Lebanese haute couture and bridal designer Abed Mahfouz has become one of the most high-profile creatives to relocate his base from Beirut to the Gulf, moving his atelier to Dubai after Lebanon’s overlapping crises made it almost impossible to run a luxury house from home.
In October 2020, Mahfouz broke the news in a public Facebook post, which was later picked up by local media. He explained that he would be transferring his Beirut studio to Dubai, pointing directly to Lebanon’s economic, financial, and political freefall. In that post, he described the country as a “graveyard of dreams,” where people’s lives had been taken hostage by those tampering with their future. The move, he wrote, was not a choice made lightly, but a response to an “ongoing situation” that left him with little room to breathe – and with a wish to one day come back to a reborn Lebanon.
Even as he packed up his main operations, Mahfouz made one thing clear: Beirut is not erased from the label.
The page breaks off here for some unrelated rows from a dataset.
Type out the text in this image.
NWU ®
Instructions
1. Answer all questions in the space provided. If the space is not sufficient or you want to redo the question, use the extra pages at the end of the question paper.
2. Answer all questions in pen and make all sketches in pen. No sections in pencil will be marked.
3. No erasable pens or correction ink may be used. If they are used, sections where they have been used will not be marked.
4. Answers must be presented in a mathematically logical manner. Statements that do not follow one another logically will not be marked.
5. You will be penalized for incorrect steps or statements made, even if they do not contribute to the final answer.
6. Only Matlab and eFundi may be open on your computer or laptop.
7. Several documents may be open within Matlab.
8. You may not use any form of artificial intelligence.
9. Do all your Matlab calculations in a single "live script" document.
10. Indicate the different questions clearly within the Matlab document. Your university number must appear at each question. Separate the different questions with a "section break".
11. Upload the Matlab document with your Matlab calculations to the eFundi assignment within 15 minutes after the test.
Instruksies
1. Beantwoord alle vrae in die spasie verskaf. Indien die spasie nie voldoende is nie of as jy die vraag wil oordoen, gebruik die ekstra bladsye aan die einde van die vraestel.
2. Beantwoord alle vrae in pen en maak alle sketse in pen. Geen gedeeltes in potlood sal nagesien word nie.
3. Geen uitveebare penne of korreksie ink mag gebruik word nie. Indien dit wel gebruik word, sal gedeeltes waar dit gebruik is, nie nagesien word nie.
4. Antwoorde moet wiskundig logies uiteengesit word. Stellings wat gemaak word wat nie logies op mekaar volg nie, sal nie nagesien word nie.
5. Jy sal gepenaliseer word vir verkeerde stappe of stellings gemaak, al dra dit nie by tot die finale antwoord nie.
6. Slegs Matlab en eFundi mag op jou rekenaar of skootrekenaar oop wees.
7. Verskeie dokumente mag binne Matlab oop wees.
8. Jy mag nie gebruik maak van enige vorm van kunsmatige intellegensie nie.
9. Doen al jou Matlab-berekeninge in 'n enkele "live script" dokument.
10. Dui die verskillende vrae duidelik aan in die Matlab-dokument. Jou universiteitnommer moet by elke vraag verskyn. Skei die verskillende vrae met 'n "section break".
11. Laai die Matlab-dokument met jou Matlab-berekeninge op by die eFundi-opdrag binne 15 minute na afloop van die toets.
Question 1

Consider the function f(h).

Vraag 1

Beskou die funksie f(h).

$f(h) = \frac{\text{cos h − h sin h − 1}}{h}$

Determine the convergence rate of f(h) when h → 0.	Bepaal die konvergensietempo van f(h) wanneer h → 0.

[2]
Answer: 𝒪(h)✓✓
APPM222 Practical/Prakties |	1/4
He insisted that a small presence would remain in the city that raised him, trained his hand, and witnessed his rise over several decades. That gesture – maintaining a foothold in Beirut while rebuilding in Dubai – captures the story of a designer, and a generation, caught between survival and attachment. It’s not just a move on the map; it’s a love letter on hold, waiting for the day it can be delivered back home.